At this point in the summer, many golfers have become accustomed to some aches and pains during or after a round. Kim Krob, DMOS Orthopaedic Centers physical therapist and Titleist certified Level 2 Medical Golf Fitness Instructor, has five tips to prevent golf-related pain all season long.
Check your posture.
Your stance when addressing the ball is crucial. Before you take that first swing, check your set-up posture. Your spine should be straight without rounded shoulders. A curved back, spine, and shoulders (sometimes called “C” or “S” posture) can lead to pain. “To ensure your back is straight, have someone take a picture as you address the ball,” said Krob. “Then try to draw a straight line along your spine. If your spine is curved, adjust your posture.” Hold a club vertically behind your back from your head to your tailbone. If your back is straight, the shaft should touch your body along the entire length of the club, so adjust your stance until it does. Then you can focus on hinging your hips down toward the ball without curving your back.
Focus on flexibility.
A common misconception is that you need to stretch your lower back before golfing. In reality, it’s more important to stretch your mid-back and hips. Since the lower back is designed for stability, stretching it can actually cause more harm than good.

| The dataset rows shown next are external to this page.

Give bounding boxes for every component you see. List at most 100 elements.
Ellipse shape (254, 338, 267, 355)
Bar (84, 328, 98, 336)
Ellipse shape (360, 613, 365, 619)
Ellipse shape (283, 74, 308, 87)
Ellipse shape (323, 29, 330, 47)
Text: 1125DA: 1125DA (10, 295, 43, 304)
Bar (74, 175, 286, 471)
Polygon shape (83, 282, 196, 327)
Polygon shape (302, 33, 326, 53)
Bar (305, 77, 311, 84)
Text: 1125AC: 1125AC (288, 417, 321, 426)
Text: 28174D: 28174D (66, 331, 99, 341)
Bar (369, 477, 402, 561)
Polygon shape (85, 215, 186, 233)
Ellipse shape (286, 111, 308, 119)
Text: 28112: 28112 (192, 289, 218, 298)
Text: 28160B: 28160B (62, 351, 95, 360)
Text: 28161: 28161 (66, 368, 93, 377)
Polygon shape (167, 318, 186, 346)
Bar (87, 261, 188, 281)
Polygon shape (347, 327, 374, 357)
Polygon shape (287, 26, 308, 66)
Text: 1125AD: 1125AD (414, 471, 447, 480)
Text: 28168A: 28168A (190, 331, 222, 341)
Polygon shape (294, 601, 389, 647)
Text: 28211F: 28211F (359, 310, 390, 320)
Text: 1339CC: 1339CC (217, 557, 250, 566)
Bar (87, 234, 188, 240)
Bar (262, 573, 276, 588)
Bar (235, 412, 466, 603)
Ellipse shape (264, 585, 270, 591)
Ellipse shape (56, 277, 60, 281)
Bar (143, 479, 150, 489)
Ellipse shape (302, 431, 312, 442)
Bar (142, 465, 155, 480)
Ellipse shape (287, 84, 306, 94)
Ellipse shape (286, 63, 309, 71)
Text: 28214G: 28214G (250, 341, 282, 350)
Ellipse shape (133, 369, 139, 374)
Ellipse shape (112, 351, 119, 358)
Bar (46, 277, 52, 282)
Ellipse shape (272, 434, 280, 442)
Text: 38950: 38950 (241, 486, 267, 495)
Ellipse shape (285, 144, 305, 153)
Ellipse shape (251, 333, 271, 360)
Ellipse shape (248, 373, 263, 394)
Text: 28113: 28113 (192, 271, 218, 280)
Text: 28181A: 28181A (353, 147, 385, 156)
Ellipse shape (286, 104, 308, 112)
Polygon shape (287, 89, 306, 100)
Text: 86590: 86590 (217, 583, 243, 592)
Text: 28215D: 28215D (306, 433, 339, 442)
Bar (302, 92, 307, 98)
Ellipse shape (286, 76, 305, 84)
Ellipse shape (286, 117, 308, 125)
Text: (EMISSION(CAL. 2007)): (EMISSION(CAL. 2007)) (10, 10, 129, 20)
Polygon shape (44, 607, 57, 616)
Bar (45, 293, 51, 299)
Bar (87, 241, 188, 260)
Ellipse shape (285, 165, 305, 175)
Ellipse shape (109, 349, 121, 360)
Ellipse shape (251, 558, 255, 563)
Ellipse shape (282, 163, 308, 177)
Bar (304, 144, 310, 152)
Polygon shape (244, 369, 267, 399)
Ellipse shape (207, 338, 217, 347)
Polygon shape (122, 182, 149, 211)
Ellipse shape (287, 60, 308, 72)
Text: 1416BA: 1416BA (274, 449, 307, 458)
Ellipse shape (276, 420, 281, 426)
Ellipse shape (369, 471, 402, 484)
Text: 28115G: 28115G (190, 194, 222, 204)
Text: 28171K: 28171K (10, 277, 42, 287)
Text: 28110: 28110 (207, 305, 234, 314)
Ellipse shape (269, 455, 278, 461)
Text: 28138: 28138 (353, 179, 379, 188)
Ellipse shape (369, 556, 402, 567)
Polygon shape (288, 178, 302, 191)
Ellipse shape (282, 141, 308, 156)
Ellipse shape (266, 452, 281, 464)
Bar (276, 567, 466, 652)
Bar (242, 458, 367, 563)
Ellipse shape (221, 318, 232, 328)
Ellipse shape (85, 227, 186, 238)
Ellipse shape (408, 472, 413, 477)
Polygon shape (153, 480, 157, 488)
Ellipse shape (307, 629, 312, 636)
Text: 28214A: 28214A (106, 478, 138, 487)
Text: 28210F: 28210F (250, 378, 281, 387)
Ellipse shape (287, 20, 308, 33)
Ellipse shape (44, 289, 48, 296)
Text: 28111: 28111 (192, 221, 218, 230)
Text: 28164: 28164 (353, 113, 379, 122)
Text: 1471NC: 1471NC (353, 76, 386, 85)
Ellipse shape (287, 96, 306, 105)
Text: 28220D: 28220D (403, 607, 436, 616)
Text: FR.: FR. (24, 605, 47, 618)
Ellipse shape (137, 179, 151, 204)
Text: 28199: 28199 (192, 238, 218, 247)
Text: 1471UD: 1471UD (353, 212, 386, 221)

Like many sports, core stability is important to your golf game. Your core is more than just the abdomen; it includes your back and gluteal muscles. By strengthening your entire core, you will be less likely to experience pain when golfing.
Limit range time.
It may be tempting to hit a bucket of balls before your round, but doing so can increase your chance of injury. At the driving range, think about how many times you use each club during a typical round, then limit your practice shots to that number. Also, schedule your driving range practice and golf games on separate days to help reduce the chance of pain due to overuse.
Analyze your swing.
If you are “coming up” or early extending at the top of your backswing, you will struggle to get back to the ball in a smooth plane without a swing fault. This can cause inconsistency and pain. The number one swing fault that leads to back pain is caused by over-utilizing the upper body. A “reverse spine angle” means you lean your head and shoulders toward the target at the top of your backswing. Right-handed golfers who do this will eventually have pain in the left low back.
To avoid it, initiate the swing sequence and power through the lower body.“ If you are currently experiencing pain while golfing, consider contacting your Titleist certified physical therapist for a screening,” said Krob. “Identifying and improving on your body’s physical limitations can help you avoid pain during and after your round.